From that standpoint, the DRC does not need a mining future that simply attracts more volume. It needs one that captures more value, builds more domestic capability and strengthens its role in shaping the industries that depend on its resources. That means foreign investment must be welcomed, but on more strategic terms. It means policy must reward long-term value addition rather than the rapid evacuation of raw material. It means local processing milestones, transparent reporting, ring-fenced community benefit systems, skills transfer, supplier development, and infrastructure coordination must become central to the deal, not peripheral to it.

More importantly, it means African governments must treat critical minerals not as isolated commodities, but as statecraft assets.

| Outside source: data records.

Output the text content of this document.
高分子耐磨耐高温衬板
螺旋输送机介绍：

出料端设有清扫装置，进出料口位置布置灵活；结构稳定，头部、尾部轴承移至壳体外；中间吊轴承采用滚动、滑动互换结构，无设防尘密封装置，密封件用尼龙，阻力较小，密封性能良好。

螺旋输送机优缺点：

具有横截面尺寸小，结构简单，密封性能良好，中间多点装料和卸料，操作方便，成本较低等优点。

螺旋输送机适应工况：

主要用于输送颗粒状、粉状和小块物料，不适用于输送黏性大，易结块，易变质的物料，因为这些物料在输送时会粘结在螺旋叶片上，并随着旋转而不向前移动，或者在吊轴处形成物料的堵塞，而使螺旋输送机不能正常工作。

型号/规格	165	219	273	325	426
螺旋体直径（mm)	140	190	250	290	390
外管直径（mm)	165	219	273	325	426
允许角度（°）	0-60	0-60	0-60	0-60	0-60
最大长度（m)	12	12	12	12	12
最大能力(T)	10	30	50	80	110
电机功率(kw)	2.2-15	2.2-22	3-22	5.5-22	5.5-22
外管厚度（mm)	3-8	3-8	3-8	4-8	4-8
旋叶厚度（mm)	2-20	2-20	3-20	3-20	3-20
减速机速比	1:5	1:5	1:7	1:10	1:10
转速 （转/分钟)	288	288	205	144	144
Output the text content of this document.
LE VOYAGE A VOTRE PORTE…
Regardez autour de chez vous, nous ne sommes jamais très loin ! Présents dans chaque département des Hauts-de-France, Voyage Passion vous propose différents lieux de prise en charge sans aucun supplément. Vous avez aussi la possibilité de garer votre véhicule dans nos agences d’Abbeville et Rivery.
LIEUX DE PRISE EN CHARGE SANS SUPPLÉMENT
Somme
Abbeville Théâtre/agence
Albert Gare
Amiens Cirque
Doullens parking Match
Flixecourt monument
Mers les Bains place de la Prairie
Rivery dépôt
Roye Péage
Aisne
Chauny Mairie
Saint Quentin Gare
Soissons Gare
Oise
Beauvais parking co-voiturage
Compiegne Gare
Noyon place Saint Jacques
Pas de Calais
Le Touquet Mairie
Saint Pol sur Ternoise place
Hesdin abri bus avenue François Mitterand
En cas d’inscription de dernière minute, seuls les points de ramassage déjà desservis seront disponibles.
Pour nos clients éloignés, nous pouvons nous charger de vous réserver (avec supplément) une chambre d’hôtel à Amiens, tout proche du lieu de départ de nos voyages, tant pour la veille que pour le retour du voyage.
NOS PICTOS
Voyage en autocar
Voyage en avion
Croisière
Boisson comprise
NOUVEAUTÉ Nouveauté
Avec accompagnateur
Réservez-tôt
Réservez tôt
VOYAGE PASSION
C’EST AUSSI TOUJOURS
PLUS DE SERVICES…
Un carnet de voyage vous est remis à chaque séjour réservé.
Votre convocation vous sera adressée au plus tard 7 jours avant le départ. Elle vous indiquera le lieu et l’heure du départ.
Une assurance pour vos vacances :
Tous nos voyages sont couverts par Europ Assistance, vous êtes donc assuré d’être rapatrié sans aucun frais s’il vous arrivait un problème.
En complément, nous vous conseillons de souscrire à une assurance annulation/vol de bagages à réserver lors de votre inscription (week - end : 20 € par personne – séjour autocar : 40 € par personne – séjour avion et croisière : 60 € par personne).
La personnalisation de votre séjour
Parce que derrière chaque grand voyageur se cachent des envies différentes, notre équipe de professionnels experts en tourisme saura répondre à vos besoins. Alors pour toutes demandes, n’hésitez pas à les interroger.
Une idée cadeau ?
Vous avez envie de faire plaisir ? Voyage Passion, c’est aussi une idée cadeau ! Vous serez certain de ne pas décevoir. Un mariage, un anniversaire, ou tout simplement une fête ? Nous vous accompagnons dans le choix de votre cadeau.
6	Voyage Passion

Extraction first, transformation later is no longer a strategy Africa can afford

That is the deeper lesson of the cobalt corridor. The world already understands Congo’s mineral importance. The question now is whether Congo, and Africa more broadly, can translate that importance into bargaining power, industrial capacity, and durable prosperity. The challenge is no longer proving relevance. It is exercising leverage.

Africa must stop approaching critical minerals as a story of extraction first and transformation later. Transformation must become the strategy from the start. The continent cannot continue to supply the building blocks of the future while importing too much of the future’s value back at a premium.

The DRC has the scale, the strategic weight, and the mineral significance to help lead a different model. Not a model in which Africa merely participates in global value chains from the bottom, but one in which African countries claim a stronger hand in shaping those chains, governing them, and benefiting from them more fully.

The future of the cobalt corridor should therefore not be defined by how quickly Congo’s minerals can leave. It should be defined by how effectively those minerals can help build the African industry before they do.

That is the shift that matters most now: from extraction to transformation, from volume to value, from mineral dependence to mineral strategy, and from export corridors to industrial corridors rooted in African sovereignty and African ambition.